My workshop will take place first thing Wednesday morning as part of the NCVS events at the Moscone Center — and I am looking forward to seeing a room full of wide awake, rearing to go participants. I hope you can join us!

The idea behind the workshop is that preparing corps members for their career transition out of your program benefits both your program and the members themselves. With this workshop, participants can explore the components of an effective career transitions support strategy, and share effective practices with each other and me.

Because I learned how to train people as a Peace Corps Volunteer in China (where I taught English using a lot of activities and small groups that both emphasized giving my students a chance to speak) the workshop will be very much a time to hear my ideas and tips, but also to learn from each other.

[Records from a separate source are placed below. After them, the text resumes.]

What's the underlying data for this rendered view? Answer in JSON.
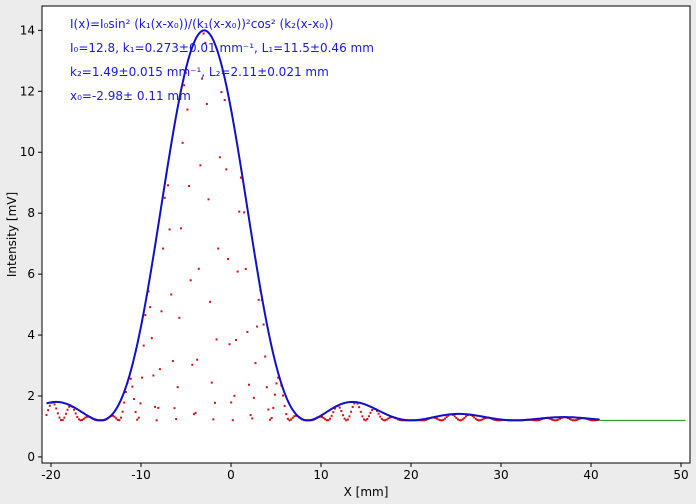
{
  "chart_data": {
    "type": "scatter",
    "xlabel": "X [mm]",
    "ylabel": "Intensity [mV]",
    "xlim": [
      -21,
      51
    ],
    "ylim": [
      -0.2,
      14.8
    ],
    "xticks": [
      -20,
      -10,
      0,
      10,
      20,
      30,
      40,
      50
    ],
    "yticks": [
      0,
      2,
      4,
      6,
      8,
      10,
      12,
      14
    ],
    "grid": false,
    "colors": {
      "fit": "#1010c8",
      "data": "#d41010",
      "tail": "#109010",
      "annotation": "#1a1adb"
    },
    "annotation_lines": [
      "I(x)=I₀sin² (k₁(x-x₀))/(k₁(x-x₀))²cos² (k₂(x-x₀))",
      "I₀=12.8,  k₁=0.273±0.01 mm⁻¹,   L₁=11.5±0.46 mm",
      "k₂=1.49±0.015 mm⁻¹,   L₂=2.11±0.021 mm",
      "x₀=-2.98±  0.11 mm"
    ],
    "fit": {
      "formula": "I(x)=I0 sin^2(k1(x-x0))/(k1(x-x0))^2 cos^2(k2(x-x0)) + baseline",
      "I0": 12.8,
      "k1": 0.273,
      "k2": 1.49,
      "x0": -2.98,
      "baseline": 1.2,
      "x_range": [
        -20.5,
        41
      ]
    },
    "series": [
      {
        "kind": "line",
        "x_range": [
          -20.5,
          41
        ],
        "source": "envelope of fit"
      },
      {
        "kind": "scatter",
        "x_range": [
          -20.5,
          41
        ],
        "source": "measured points"
      },
      {
        "kind": "line",
        "x_range": [
          41,
          50.5
        ],
        "source": "tail",
        "values": [
          1.2,
          1.2
        ]
      }
    ]
  }
}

What I’ve come to learn through the training I’ve already done on career transitions is that program directors recognize that corps members join their service corps as a way to achieve professional goals, in addition to contributing meaningfully to the community. You want to offer your members support to assist with their transition to next steps, but find yourself balancing other, more pressing training needs of corps members; limited by time to devote to the topic; hampered by expansive distances that make getting together with corps members difficult; and juggling other program priorities.

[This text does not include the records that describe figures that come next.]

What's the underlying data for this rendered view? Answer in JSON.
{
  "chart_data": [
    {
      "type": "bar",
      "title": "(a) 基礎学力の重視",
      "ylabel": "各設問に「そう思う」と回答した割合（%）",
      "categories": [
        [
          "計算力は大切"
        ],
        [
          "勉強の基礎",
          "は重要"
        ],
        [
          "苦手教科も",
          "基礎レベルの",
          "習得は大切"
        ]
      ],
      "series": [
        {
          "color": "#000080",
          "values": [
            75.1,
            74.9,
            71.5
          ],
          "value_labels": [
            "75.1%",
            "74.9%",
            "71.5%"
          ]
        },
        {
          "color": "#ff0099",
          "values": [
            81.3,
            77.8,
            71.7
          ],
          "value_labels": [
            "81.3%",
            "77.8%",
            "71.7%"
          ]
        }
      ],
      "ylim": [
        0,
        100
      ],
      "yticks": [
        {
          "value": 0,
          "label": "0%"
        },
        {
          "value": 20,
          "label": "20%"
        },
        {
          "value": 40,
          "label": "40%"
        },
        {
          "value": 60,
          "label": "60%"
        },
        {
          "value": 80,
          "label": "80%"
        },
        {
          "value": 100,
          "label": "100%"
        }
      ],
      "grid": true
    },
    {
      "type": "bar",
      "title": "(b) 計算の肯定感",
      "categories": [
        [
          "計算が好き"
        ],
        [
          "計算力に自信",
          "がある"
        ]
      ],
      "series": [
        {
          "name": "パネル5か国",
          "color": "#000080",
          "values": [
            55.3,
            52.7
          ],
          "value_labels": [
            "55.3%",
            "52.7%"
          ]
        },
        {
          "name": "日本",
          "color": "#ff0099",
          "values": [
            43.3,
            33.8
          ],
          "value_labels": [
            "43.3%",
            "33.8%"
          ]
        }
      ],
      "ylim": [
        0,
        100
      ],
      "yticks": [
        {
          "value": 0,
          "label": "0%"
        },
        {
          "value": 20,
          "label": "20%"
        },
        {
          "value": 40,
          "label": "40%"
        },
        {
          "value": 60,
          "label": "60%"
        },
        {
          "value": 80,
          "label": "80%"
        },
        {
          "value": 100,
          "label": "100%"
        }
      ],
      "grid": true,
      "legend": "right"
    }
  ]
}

As a result, “Life After AmeriCorps” topics come up near the very end of the term, after many opportunities have been lost for exploring career paths and taking full advantage of their service term. Meanwhile, corps members report feeling anxious about the next steps much earlier—half-way through their term and sometimes even sooner.

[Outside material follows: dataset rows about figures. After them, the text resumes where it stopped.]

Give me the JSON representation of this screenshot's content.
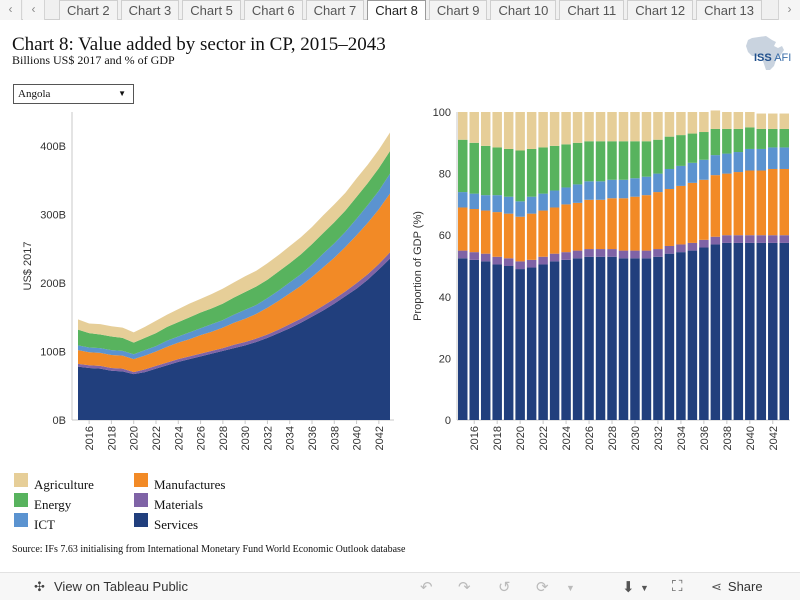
{
  "tabs": {
    "items": [
      "Chart 2",
      "Chart 3",
      "Chart 5",
      "Chart 6",
      "Chart 7",
      "Chart 8",
      "Chart 9",
      "Chart 10",
      "Chart 11",
      "Chart 12",
      "Chart 13"
    ],
    "active": "Chart 8",
    "prev_glyph": "‹",
    "next_glyph": "›",
    "more_glyph": "›"
  },
  "header": {
    "title": "Chart 8: Value added by sector in CP, 2015–2043",
    "subtitle": "Billions US$ 2017 and % of GDP",
    "logo_text": "ISS",
    "logo_suffix": "AFI",
    "logo_icon": "africa-map-icon"
  },
  "country_select": {
    "value": "Angola",
    "caret": "▼"
  },
  "colors": {
    "Agriculture": "#e6ce98",
    "Energy": "#58b35e",
    "ICT": "#5b93d0",
    "Manufactures": "#f28a26",
    "Materials": "#7f63a6",
    "Services": "#213f7d"
  },
  "chart_data": [
    {
      "type": "area",
      "stacked": true,
      "ylabel": "US$ 2017",
      "xlabel": "",
      "ylim": [
        0,
        450
      ],
      "yticks": [
        0,
        100,
        200,
        300,
        400
      ],
      "ytick_labels": [
        "0B",
        "100B",
        "200B",
        "300B",
        "400B"
      ],
      "xtick_labels": [
        "2016",
        "2018",
        "2020",
        "2022",
        "2024",
        "2026",
        "2028",
        "2030",
        "2032",
        "2034",
        "2036",
        "2038",
        "2040",
        "2042"
      ],
      "x": [
        2015,
        2016,
        2017,
        2018,
        2019,
        2020,
        2021,
        2022,
        2023,
        2024,
        2025,
        2026,
        2027,
        2028,
        2029,
        2030,
        2031,
        2032,
        2033,
        2034,
        2035,
        2036,
        2037,
        2038,
        2039,
        2040,
        2041,
        2042,
        2043
      ],
      "series": [
        {
          "name": "Services",
          "values": [
            78,
            76,
            75,
            72,
            71,
            67,
            70,
            75,
            80,
            85,
            89,
            93,
            97,
            101,
            105,
            109,
            114,
            120,
            127,
            134,
            142,
            151,
            160,
            170,
            181,
            192,
            205,
            220,
            236
          ]
        },
        {
          "name": "Materials",
          "values": [
            4,
            4,
            4,
            4,
            4,
            3,
            4,
            4,
            4,
            4,
            4,
            4,
            4,
            4,
            5,
            5,
            5,
            5,
            5,
            6,
            6,
            6,
            7,
            7,
            7,
            8,
            8,
            8,
            9
          ]
        },
        {
          "name": "Manufactures",
          "values": [
            20,
            19,
            19,
            19,
            19,
            19,
            20,
            21,
            23,
            24,
            25,
            27,
            28,
            30,
            32,
            34,
            36,
            39,
            42,
            45,
            48,
            52,
            56,
            60,
            65,
            70,
            75,
            80,
            86
          ]
        },
        {
          "name": "ICT",
          "values": [
            7,
            7,
            7,
            7,
            7,
            7,
            8,
            8,
            9,
            9,
            10,
            10,
            11,
            11,
            12,
            13,
            13,
            14,
            15,
            16,
            17,
            18,
            20,
            21,
            22,
            24,
            26,
            27,
            29
          ]
        },
        {
          "name": "Energy",
          "values": [
            23,
            21,
            20,
            20,
            19,
            17,
            18,
            19,
            20,
            21,
            22,
            23,
            23,
            24,
            25,
            26,
            27,
            27,
            28,
            28,
            29,
            30,
            30,
            31,
            31,
            32,
            32,
            33,
            33
          ]
        },
        {
          "name": "Agriculture",
          "values": [
            15,
            14,
            15,
            15,
            15,
            15,
            16,
            18,
            18,
            19,
            20,
            20,
            21,
            22,
            22,
            23,
            23,
            24,
            24,
            25,
            25,
            25,
            26,
            26,
            26,
            27,
            27,
            27,
            27
          ]
        }
      ]
    },
    {
      "type": "bar",
      "stacked": true,
      "ylabel": "Proportion of GDP (%)",
      "xlabel": "",
      "ylim": [
        0,
        100
      ],
      "yticks": [
        0,
        20,
        40,
        60,
        80,
        100
      ],
      "ytick_labels": [
        "0",
        "20",
        "40",
        "60",
        "80",
        "100"
      ],
      "xtick_labels": [
        "2016",
        "2018",
        "2020",
        "2022",
        "2024",
        "2026",
        "2028",
        "2030",
        "2032",
        "2034",
        "2036",
        "2038",
        "2040",
        "2042"
      ],
      "categories": [
        "2015",
        "2016",
        "2017",
        "2018",
        "2019",
        "2020",
        "2021",
        "2022",
        "2023",
        "2024",
        "2025",
        "2026",
        "2027",
        "2028",
        "2029",
        "2030",
        "2031",
        "2032",
        "2033",
        "2034",
        "2035",
        "2036",
        "2037",
        "2038",
        "2039",
        "2040",
        "2041",
        "2042",
        "2043"
      ],
      "series": [
        {
          "name": "Services",
          "values": [
            52.5,
            52,
            51.5,
            50.5,
            50,
            49,
            49.5,
            50.5,
            51.5,
            52,
            52.5,
            53,
            53,
            53,
            52.5,
            52.5,
            52.5,
            53,
            54,
            54.5,
            55,
            56,
            57,
            57.5,
            57.5,
            57.5,
            57.5,
            57.5,
            57.5
          ]
        },
        {
          "name": "Materials",
          "values": [
            2.5,
            2.5,
            2.5,
            2.5,
            2.5,
            2.5,
            2.5,
            2.5,
            2.5,
            2.5,
            2.5,
            2.5,
            2.5,
            2.5,
            2.5,
            2.5,
            2.5,
            2.5,
            2.5,
            2.5,
            2.5,
            2.5,
            2.5,
            2.5,
            2.5,
            2.5,
            2.5,
            2.5,
            2.5
          ]
        },
        {
          "name": "Manufactures",
          "values": [
            14,
            14,
            14,
            14.5,
            14.5,
            14.5,
            15,
            15,
            15,
            15.5,
            15.5,
            16,
            16,
            16.5,
            17,
            17.5,
            18,
            18.5,
            18.5,
            19,
            19.5,
            19.5,
            20,
            20,
            20.5,
            21,
            21,
            21.5,
            21.5
          ]
        },
        {
          "name": "ICT",
          "values": [
            5,
            5,
            5,
            5.5,
            5.5,
            5,
            5.5,
            5.5,
            5.5,
            5.5,
            6,
            6,
            6,
            6,
            6,
            6,
            6,
            6,
            6.5,
            6.5,
            6.5,
            6.5,
            6.5,
            6.5,
            6.5,
            7,
            7,
            7,
            7
          ]
        },
        {
          "name": "Energy",
          "values": [
            17,
            16.5,
            16,
            15.5,
            15.5,
            16.5,
            15.5,
            15,
            14.5,
            14,
            13.5,
            13,
            13,
            12.5,
            12.5,
            12,
            11.5,
            11,
            10.5,
            10,
            9.5,
            9,
            8.5,
            8,
            7.5,
            7,
            6.5,
            6,
            6
          ]
        },
        {
          "name": "Agriculture",
          "values": [
            9,
            10,
            11,
            11.5,
            12,
            12.5,
            12,
            11.5,
            11,
            10.5,
            10,
            9.5,
            9.5,
            9.5,
            9.5,
            9.5,
            9.5,
            9,
            8,
            7.5,
            7,
            6.5,
            6,
            5.5,
            5.5,
            5,
            5,
            5,
            5
          ]
        }
      ]
    }
  ],
  "legend": {
    "items": [
      "Agriculture",
      "Energy",
      "ICT",
      "Manufactures",
      "Materials",
      "Services"
    ]
  },
  "source": "Source: IFs 7.63 initialising from International Monetary Fund World Economic Outlook database",
  "toolbar": {
    "view_label": "View on Tableau Public",
    "share_label": "Share"
  }
}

This workshop’s purpose is to highlight things that the members can do to prepare themselves for their transition throughout the term, while enhancing — not distracting from — their service experience. Then the conversation will turn to discovering ways that program directors can assist the members in the process.

Corps members can set themselves up for success during the service term by:

•    Discerning their next steps (through evaluation, reflection, and other specific exercises)
•    Building additional, strategic relationships and skills that put them closer to their goals
•    Documenting (or saving evidence of) their accomplishments
•    Learning the nuts and bolts of a transition — to school or work

Rather than waiting till the last month of the term to offer a resume workshop, program directors then can incorporate these broad topic areas into the current calendar of events for the year, and integrating them into communication tools the service program is already using like website, resource library, listserv, or one-on-one encounters with corps members.

The workshop’s handouts will focus on relevant, useful resources including training curricula (which I will email to participants following the event), ways to connect with local university career services offices, and an audit for participants to take stock of what they are already doing well and where they can find some improvements in career transitions support for their corps members.

Next week at NCVS we are also planning to launch a new, free book Service Corps to Social Impact Career – a Companion to the Idealist Guides to Nonprofit Careers. Intended for service corps folks of all ages and locations, the book will take a look at what corps members can do before, during, and after their service term to leverage their exeperiences for a successful career transition.